Department of Conservation Wakatipu operations manager Geoff Owen was unsure if the hut would have had food in it, as the department discouraged wardens from leaving food during the winter months because of a rodent issue.

Owen said the woman broke in to the warden's hut, "and good on her for making that decision."


Ultimate Hikes had a lodge nearby the hut which Owen believed the woman may have accessed for food as well.

Owen said the pair might have been found a lot sooner, and there could have been a different outcome, if they had been carrying a locator beacon.

However, he commended the woman for her actions considering the circumstances.

'Five weeks - it's just unbelievable'

The Lake Mackenzie hut is about 43km away from the Glenorchy end of the Routeburn track and takes about 5 hours to reach from the Divide on Milford Rd.

This morning Otago Tramping and Mountaineering Club spokesman Ian Sime said it was unlikely the couple had left tramping intentions or signed in before starting their hike.

He said it normally just three days to complete the popular walking track.


"She can't have filed an intention form at the start because if she did someone would have been looking for her within a week."

"Five weeks - it's just unbelievable," said Sime.

Given she had stayed in a warden's hut she would have been warm and had access a large supply of food.

"If she was in the warden's hut she would have been okay," he said.

The Lake Mackenzie warden's hut was locked at this time of year so the woman must have broken in, Sime said.

There were no conservation rangers stationed along the track outside the Great Walks season.


The Great Walks season ended on the 27th of April this year and would restart on October 25 according to DoC's website.

Sime said at this time of year it was possible snow conditions would make the track difficult for people to pass through.

Flushing toilets at the site were shut down for the off season, replaced with pit toilets and gas was not provided, with DoC recommending online that trampers bring their own cooking stoves.

Running water was also turned off inside the huts but could be accessed from the outside water tank or by melting snow.

Ultimate Hikes general manager Noel Saxon, who runs guided tramps of the track, was surprised it took a month before the woman was found.

He said even during the quieter winter season he would have expected another tramper to have come across her earlier.


Heliworks Queenstown Helicopters general manager Richard Mills said his crew flew the woman out of the area.

He said the woman was "ecstatic" when she was rescued.

There had been no instructions about recovering the man's body.

He said the tragedy could have been averted if the couple were carrying a personal locator beacon.
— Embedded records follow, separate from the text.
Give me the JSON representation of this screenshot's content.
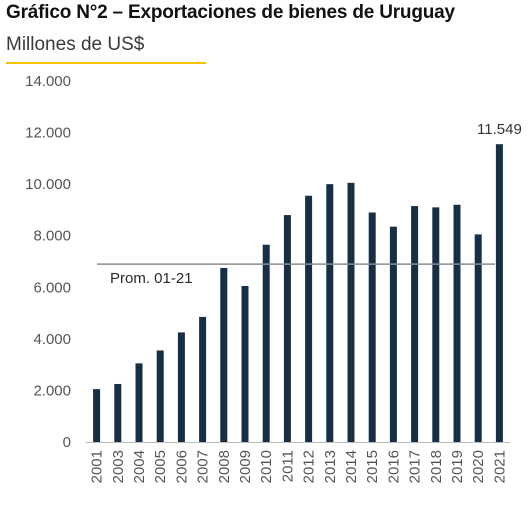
{
  "header": {
    "title": "Gráfico N°2 – Exportaciones de bienes de Uruguay",
    "subtitle": "Millones de US$"
  },
  "colors": {
    "bar": "#172f45",
    "accent_line": "#f2c500",
    "average_line": "#8c8c8c",
    "axis_text": "#555555",
    "axis_line": "#bdbdbd"
  },
  "chart_data": {
    "type": "bar",
    "title": "Gráfico N°2 – Exportaciones de bienes de Uruguay",
    "ylabel": "Millones de US$",
    "xlabel": "",
    "categories": [
      "2001",
      "2003",
      "2004",
      "2005",
      "2006",
      "2007",
      "2008",
      "2009",
      "2010",
      "2011",
      "2012",
      "2013",
      "2014",
      "2015",
      "2016",
      "2017",
      "2018",
      "2019",
      "2020",
      "2021"
    ],
    "values": [
      2050,
      2250,
      3050,
      3550,
      4250,
      4850,
      6750,
      6050,
      7650,
      8800,
      9550,
      10000,
      10050,
      8900,
      8350,
      9150,
      9100,
      9200,
      8050,
      11549
    ],
    "ylim": [
      0,
      14000
    ],
    "yticks": [
      0,
      2000,
      4000,
      6000,
      8000,
      10000,
      12000,
      14000
    ],
    "ytick_labels": [
      "0",
      "2.000",
      "4.000",
      "6.000",
      "8.000",
      "10.000",
      "12.000",
      "14.000"
    ],
    "data_labels": [
      {
        "category": "2021",
        "text": "11.549"
      }
    ],
    "reference_line": {
      "label": "Prom. 01-21",
      "value": 6900
    },
    "grid": false,
    "legend": "none"
  }
}
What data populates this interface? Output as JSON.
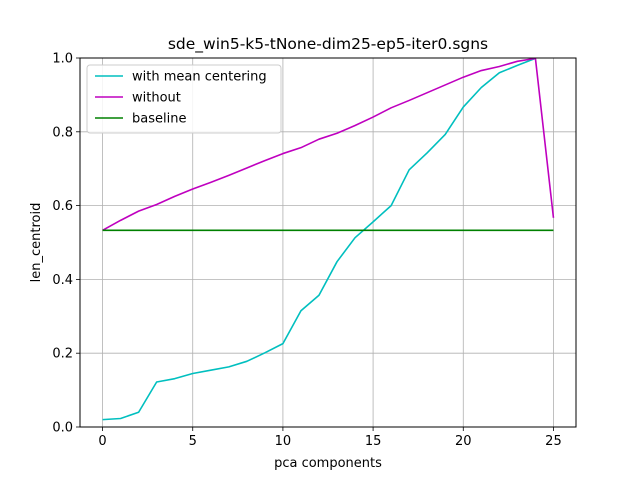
{
  "chart_data": {
    "type": "line",
    "title": "sde_win5-k5-tNone-dim25-ep5-iter0.sgns",
    "xlabel": "pca components",
    "ylabel": "len_centroid",
    "xlim": [
      -1.25,
      26.25
    ],
    "ylim": [
      0,
      1.0
    ],
    "xticks": [
      0,
      5,
      10,
      15,
      20,
      25
    ],
    "yticks": [
      0.0,
      0.2,
      0.4,
      0.6,
      0.8,
      1.0
    ],
    "xtick_labels": [
      "0",
      "5",
      "10",
      "15",
      "20",
      "25"
    ],
    "ytick_labels": [
      "0.0",
      "0.2",
      "0.4",
      "0.6",
      "0.8",
      "1.0"
    ],
    "grid": true,
    "legend_position": "top-left",
    "series": [
      {
        "name": "with mean centering",
        "color": "#00bfbf",
        "x": [
          0,
          1,
          2,
          3,
          4,
          5,
          6,
          7,
          8,
          9,
          10,
          11,
          12,
          13,
          14,
          15,
          16,
          17,
          18,
          19,
          20,
          21,
          22,
          23,
          24
        ],
        "y": [
          0.02,
          0.023,
          0.04,
          0.122,
          0.131,
          0.145,
          0.154,
          0.163,
          0.178,
          0.201,
          0.226,
          0.315,
          0.357,
          0.448,
          0.513,
          0.556,
          0.6,
          0.697,
          0.743,
          0.793,
          0.867,
          0.92,
          0.96,
          0.98,
          0.999
        ]
      },
      {
        "name": "without",
        "color": "#bf00bf",
        "x": [
          0,
          1,
          2,
          3,
          4,
          5,
          6,
          7,
          8,
          9,
          10,
          11,
          12,
          13,
          14,
          15,
          16,
          17,
          18,
          19,
          20,
          21,
          22,
          23,
          24,
          25
        ],
        "y": [
          0.533,
          0.56,
          0.585,
          0.603,
          0.625,
          0.645,
          0.663,
          0.682,
          0.702,
          0.722,
          0.741,
          0.757,
          0.78,
          0.796,
          0.817,
          0.84,
          0.865,
          0.885,
          0.906,
          0.927,
          0.948,
          0.966,
          0.977,
          0.991,
          0.999,
          0.567
        ]
      },
      {
        "name": "baseline",
        "color": "#008000",
        "x": [
          0,
          25
        ],
        "y": [
          0.533,
          0.533
        ]
      }
    ]
  }
}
"If any good can come of this it is the message to carry PLBs. They can take the 'S' our of SAR [Search and Rescue]."

The Routeburn Track stretches for 32 kilometres linking the Mount Aspiring and Fiordland National Parks.


It can be entered at either end with one entrance at Glenorchy and the other at the Te Anau-Milford Rd.

It is ranked as an intermediate track by the Department of Conservation.

Ultimate Hikes general manager Noel Saxon said at this time of the year there's likely to be a lot of snow, markers would be covered and walking out would be very difficult.

Mr Saxon said it's remarkable the woman survived a month, and that it would've been a very lonely experience.